作業療法士が働く施設・領域の割合について

日本作業療法士協会が発表した「2017 年度 日本作業療法士協会会員統計資料」によると、医療法関連施設で勤務している作業療法士の会員数は35,049人、介護保険法関連施設では5,849人、老人福祉法関連施設では2,150人、児童福祉法関連施設では955人というデータが出ています。これだけ見ても分かるように、介護・福祉施設などで働く作業療法士の割合の少なさが理解できると思います。
また、対象疾患別に見ると、脳血管疾患が22,409人と圧倒的に多いです。精神及び行動の障害に携わっている作業療法士の小計は8,471人となっており、その中でも心理的発達及び小児/青年期に通常発達する行動/情緒の障害は612人です。まだまだ、発達障害などの分野で働く作業療法士は少ないと言えるでしょう。

目指す作業療法士のビジョンは明確にしよう

先述した結果だけ考えると、需要のある脳血管疾患などの領域は、転職の際にもつぶしがきくと言えましょう。同時に、まだまだ人材不足の発達障害など、精神領域のプロフェッショナルとして働ける作業療法士は、今後重宝されていく可能性が高いと言えます。求められている専門領域などは、地域によってもばらつきがありますので、就職・転職の際には綿密な事前調査は必ず行うようにしましょう。
しかしながら、一番重要なのは、「どんな作業療法士を目指したいのか?」といったビジョンを明確にする、ということです。待遇面や安定も当然大切ですが、リハビリテーションの専門職として、どういった形で活躍したいのか、どんな風に人の為に頑張りたいのか、といった目的意識があれば、そのまま自分自身のモチベーションの高さにも繋がるはずです。

これから作業療法士を目指す方へ

現在、既に養成校などで勉強されている方はもちろん、作業療法士の仕事に何となく興味があるといったような若い方々は多いと思います。言うまでもなく、作業療法士は国家資格であって、簡単に取得できるようなものではありません。

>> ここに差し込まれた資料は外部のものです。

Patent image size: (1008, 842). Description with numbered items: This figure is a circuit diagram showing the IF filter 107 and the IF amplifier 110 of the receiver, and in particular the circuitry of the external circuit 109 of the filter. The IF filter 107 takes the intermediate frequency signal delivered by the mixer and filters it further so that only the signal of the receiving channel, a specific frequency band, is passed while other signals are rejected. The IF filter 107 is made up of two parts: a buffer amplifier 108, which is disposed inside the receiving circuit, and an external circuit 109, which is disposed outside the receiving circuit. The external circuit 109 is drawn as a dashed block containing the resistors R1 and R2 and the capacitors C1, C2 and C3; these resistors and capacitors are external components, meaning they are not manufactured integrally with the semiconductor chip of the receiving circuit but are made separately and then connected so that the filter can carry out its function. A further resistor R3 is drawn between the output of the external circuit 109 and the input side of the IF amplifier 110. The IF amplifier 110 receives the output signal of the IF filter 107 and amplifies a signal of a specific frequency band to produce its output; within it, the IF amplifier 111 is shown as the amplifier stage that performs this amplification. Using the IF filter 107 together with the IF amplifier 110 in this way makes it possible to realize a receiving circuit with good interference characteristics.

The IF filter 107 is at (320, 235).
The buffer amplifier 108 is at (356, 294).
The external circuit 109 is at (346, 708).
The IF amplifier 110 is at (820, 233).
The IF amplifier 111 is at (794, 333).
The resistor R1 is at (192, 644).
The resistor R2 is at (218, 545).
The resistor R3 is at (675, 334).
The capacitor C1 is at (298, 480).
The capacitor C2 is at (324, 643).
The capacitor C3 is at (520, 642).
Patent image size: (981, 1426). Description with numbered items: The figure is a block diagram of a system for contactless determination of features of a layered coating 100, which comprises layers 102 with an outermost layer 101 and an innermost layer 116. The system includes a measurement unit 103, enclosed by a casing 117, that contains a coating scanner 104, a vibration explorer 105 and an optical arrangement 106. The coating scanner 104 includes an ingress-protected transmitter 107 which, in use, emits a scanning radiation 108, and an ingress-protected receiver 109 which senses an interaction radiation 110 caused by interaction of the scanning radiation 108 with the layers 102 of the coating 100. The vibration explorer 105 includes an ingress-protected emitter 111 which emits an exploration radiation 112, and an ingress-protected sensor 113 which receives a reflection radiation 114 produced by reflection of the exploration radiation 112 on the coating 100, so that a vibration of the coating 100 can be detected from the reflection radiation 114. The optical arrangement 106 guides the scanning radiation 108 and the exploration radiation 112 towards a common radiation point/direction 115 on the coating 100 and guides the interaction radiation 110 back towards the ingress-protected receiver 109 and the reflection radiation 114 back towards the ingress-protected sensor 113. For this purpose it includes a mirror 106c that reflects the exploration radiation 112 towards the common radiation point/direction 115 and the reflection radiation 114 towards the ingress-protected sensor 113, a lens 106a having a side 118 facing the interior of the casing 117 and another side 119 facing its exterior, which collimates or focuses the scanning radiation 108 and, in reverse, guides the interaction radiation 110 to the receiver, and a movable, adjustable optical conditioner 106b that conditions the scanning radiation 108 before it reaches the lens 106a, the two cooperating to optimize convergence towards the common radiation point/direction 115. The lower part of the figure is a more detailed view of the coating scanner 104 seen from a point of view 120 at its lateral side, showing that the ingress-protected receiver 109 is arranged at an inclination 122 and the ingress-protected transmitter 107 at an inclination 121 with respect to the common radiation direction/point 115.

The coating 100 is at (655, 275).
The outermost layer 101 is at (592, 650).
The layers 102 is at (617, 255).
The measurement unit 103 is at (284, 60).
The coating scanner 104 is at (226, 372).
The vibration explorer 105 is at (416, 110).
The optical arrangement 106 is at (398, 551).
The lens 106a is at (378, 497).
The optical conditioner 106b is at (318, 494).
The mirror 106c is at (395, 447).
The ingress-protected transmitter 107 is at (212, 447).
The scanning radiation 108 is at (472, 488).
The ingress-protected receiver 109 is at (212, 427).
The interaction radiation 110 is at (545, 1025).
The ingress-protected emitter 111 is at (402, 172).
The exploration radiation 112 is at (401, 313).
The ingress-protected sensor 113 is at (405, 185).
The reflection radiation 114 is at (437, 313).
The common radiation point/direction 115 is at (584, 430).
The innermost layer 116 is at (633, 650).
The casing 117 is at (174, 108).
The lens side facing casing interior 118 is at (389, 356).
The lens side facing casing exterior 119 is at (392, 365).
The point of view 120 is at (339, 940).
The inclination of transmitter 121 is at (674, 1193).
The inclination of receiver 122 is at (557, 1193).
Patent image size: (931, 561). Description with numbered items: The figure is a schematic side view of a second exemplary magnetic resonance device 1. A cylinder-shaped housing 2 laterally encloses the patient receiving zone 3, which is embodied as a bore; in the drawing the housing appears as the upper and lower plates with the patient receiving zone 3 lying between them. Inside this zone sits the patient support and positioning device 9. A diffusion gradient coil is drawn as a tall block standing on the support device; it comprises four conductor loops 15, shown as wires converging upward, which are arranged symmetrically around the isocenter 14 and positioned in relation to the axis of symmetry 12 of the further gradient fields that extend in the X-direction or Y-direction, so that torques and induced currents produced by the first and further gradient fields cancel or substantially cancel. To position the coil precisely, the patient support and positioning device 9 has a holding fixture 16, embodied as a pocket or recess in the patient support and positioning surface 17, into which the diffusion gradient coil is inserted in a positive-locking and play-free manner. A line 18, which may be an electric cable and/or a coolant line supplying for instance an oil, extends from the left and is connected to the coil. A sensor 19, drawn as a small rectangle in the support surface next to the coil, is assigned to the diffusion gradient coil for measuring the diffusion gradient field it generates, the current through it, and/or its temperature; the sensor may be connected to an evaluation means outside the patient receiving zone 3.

また、苦労して取得してからも、日々進歩を続ける医学と同じように、常に新しい知識・技術を吸収する勤勉性や、状況に応じて柔軟に思考できるスキルが求められます。繰り返しになりますが、自分がどのような作業療法士を目指したいのか、といった目的意識は常に明確にしておきましょう。作業療法士の数が増加すれば、就職などの競争率も上がっていきます。あなたが描く理想の作業療法士を目指して、必要な知識や技術を貪欲に吸収していくことで、作業療法士としての価値も高まっていくでしょう。

まとめ
身体、精神面どちらの分野においても、リハビリテーションのプロフェッショナルとして活躍できる作業療法士は、今後も更なる飛躍が期待できる職業です。また、リハビリ分野における他の専門的な職種との連携を取る際に、リーダーシップを発揮できる立場にあると言えます。将来性がある作業療法士だからこそ、職場で重宝され、患者さんや利用者の方々にも高い信頼を得るためには、何より自分自身の努力が不可欠です。是非、そのような素敵な作業療法士を目指して頑張ってください!